Alla fine 5:34:57, per 3 secondi oltre una barriera che mai avrei sperato sarebbe stata da me superata.
Una giornata di grandi lezioni, una che non bisogna mai scoraggiarsi anche se buchi entrando in griglia e il cambio non funziona. Un altra che se non esistesse quella grande comunità che è il forum non ci sarebbero stati Manumarti e la sua ragazza a permettermi di partire comunque.
E una, scusatemi ma la più grande, che esistono persone che hanno sincero piacere nel aiutare altri a realizzare i propri sogni.

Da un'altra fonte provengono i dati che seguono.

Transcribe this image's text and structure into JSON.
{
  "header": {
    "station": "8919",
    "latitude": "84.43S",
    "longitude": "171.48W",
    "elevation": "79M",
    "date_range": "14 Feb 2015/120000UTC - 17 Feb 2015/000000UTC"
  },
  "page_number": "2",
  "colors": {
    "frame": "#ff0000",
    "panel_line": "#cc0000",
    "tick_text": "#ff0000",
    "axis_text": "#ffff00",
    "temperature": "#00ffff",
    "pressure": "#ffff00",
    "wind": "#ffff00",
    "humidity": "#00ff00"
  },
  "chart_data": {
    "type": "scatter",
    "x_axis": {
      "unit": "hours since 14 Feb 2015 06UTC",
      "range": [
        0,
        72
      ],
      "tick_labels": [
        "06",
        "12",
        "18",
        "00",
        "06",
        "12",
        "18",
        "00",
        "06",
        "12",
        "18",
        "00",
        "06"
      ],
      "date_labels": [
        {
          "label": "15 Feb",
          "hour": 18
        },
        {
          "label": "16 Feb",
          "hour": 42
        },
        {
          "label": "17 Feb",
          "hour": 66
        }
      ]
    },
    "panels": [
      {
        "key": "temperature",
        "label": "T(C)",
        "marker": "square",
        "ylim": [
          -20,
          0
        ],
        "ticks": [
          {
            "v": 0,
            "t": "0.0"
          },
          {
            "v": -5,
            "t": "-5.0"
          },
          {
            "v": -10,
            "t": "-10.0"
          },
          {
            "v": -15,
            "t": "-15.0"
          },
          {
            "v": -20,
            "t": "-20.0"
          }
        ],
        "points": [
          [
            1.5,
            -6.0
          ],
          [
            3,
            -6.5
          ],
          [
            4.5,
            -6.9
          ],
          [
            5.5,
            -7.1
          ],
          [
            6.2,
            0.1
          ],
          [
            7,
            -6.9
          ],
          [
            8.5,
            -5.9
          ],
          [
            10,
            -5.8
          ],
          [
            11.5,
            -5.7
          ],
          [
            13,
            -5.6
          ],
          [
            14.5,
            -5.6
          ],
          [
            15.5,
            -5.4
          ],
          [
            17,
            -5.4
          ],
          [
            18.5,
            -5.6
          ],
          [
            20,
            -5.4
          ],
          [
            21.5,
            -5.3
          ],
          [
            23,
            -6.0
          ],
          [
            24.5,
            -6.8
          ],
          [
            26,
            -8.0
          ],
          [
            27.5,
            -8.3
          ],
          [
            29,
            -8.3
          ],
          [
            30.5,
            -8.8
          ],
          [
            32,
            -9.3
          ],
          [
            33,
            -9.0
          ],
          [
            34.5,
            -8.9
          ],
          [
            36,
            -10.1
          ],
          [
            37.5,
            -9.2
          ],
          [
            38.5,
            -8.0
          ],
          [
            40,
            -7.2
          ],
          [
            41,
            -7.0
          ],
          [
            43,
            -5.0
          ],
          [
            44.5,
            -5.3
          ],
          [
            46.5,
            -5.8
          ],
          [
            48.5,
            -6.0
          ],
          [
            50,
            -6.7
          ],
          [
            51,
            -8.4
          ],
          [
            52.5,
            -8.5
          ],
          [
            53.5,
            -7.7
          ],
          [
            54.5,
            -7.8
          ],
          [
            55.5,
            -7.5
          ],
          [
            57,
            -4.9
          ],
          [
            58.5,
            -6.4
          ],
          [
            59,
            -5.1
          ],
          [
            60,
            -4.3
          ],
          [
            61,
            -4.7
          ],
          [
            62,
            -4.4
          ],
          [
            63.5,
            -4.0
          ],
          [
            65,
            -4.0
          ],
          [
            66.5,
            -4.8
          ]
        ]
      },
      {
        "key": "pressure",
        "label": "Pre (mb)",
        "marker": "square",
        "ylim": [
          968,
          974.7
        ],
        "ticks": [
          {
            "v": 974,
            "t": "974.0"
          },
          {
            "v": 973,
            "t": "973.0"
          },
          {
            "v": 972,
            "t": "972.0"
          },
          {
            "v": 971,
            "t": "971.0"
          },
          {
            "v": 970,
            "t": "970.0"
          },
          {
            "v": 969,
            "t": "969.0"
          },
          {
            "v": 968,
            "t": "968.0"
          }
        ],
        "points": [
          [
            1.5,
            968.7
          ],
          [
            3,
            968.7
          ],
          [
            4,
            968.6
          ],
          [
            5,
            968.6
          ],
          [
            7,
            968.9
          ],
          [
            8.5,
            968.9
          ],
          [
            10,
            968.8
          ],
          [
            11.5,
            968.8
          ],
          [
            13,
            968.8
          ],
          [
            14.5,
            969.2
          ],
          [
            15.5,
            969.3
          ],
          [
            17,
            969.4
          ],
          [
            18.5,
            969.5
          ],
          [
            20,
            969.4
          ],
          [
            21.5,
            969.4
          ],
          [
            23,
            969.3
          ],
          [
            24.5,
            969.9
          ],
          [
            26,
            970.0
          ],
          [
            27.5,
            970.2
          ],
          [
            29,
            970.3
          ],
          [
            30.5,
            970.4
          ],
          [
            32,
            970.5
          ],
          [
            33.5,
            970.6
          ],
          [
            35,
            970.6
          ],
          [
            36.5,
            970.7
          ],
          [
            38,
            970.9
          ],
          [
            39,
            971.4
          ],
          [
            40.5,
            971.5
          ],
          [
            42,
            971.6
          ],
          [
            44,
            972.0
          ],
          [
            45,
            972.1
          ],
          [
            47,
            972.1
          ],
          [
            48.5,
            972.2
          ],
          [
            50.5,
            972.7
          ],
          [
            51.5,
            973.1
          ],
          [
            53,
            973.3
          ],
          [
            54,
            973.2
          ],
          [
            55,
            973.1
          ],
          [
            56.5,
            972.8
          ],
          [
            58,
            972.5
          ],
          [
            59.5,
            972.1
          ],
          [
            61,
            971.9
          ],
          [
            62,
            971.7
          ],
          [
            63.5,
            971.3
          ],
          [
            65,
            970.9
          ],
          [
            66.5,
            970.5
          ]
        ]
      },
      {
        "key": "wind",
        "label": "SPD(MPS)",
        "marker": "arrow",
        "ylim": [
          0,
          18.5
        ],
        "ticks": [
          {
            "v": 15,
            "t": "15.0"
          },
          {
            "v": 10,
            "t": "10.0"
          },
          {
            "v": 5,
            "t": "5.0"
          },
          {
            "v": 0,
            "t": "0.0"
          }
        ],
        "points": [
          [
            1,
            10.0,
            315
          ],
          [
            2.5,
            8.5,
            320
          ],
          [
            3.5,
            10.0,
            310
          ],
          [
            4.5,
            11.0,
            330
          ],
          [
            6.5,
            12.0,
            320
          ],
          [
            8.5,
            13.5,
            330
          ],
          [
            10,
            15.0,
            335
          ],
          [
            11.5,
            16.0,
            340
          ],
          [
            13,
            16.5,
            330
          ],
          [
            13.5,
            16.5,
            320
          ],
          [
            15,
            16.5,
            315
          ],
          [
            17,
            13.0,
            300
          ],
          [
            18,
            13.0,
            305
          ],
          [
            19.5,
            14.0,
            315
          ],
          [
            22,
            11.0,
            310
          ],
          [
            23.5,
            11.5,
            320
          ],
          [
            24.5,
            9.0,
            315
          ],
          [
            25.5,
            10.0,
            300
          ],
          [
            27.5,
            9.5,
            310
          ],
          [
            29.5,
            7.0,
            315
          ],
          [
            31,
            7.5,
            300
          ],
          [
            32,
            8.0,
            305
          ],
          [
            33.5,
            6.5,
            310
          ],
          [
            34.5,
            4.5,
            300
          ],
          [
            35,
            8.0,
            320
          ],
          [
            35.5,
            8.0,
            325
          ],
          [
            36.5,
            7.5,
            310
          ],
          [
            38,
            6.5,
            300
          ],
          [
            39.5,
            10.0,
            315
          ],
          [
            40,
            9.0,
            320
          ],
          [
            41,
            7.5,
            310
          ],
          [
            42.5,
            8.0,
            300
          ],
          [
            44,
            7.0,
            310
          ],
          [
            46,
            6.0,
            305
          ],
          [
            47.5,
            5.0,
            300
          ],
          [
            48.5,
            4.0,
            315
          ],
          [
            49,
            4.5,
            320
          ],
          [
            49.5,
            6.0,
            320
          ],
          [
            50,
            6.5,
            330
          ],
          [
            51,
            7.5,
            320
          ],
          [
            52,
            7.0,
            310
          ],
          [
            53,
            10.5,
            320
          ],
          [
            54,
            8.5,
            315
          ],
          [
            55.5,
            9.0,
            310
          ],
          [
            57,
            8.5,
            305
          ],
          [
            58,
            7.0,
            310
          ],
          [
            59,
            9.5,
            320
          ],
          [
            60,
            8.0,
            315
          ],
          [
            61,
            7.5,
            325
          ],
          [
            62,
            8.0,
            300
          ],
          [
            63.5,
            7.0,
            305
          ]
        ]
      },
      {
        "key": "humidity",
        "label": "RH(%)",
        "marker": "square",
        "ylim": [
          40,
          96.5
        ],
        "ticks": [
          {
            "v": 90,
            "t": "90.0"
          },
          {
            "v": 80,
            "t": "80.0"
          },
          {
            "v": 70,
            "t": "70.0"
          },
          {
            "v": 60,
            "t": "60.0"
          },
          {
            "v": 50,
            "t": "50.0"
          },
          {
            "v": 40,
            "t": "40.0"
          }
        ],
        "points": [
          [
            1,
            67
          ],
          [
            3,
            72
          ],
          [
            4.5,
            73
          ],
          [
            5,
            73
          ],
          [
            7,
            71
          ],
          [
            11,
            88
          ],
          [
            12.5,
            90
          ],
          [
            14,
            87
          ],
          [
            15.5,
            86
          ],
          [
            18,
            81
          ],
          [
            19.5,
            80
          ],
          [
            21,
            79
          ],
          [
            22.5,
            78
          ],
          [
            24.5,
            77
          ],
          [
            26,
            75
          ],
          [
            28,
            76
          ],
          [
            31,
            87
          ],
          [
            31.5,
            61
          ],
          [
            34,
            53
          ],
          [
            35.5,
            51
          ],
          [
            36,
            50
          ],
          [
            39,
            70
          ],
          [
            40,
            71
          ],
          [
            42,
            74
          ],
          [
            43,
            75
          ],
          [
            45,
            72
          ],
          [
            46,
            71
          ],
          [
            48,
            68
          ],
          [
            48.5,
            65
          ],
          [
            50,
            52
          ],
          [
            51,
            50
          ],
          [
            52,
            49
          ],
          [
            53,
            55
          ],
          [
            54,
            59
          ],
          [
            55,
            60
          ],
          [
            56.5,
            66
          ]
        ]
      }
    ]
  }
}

Quindi grazie Utah, al di là dell'essermi stato gregario per un ora, per avermi insegnato una lezione di generosità ed altruismo. Grazie per avermi detto dopo il traguardo di esserti emozionato per la mia gioia, grazie per avere scritto che questa stessa gioia "britannica"
ti ha fatto dimenticare per 5 minuti la tua delusione.
Lo sò, è solo una corsa, ma non esageravo quando dicevo che sei entrato nell 10 persone che ricorderò per avermi regalato qualche cosa di bello. le 5:35 erano un sogno di decine di migliaia di km fatti sono la pioggia, il sole, il vento la neve. Se non ci foste stati tu e la tua generosità magari sarebbero arrivate, ma non ieri, e non magari il frutto di un lavoro di squadra come il ciclismo è ed è sempre stato.
E scusate se magari sembra che dia troppa importanza al risultato ottenuto, ma per me era un sogno.
E scusate anche per avervi tediato, ma a me sembrava una bella storia.
Grazie Utah, come promesso ti devo una cena, scegli tu dove.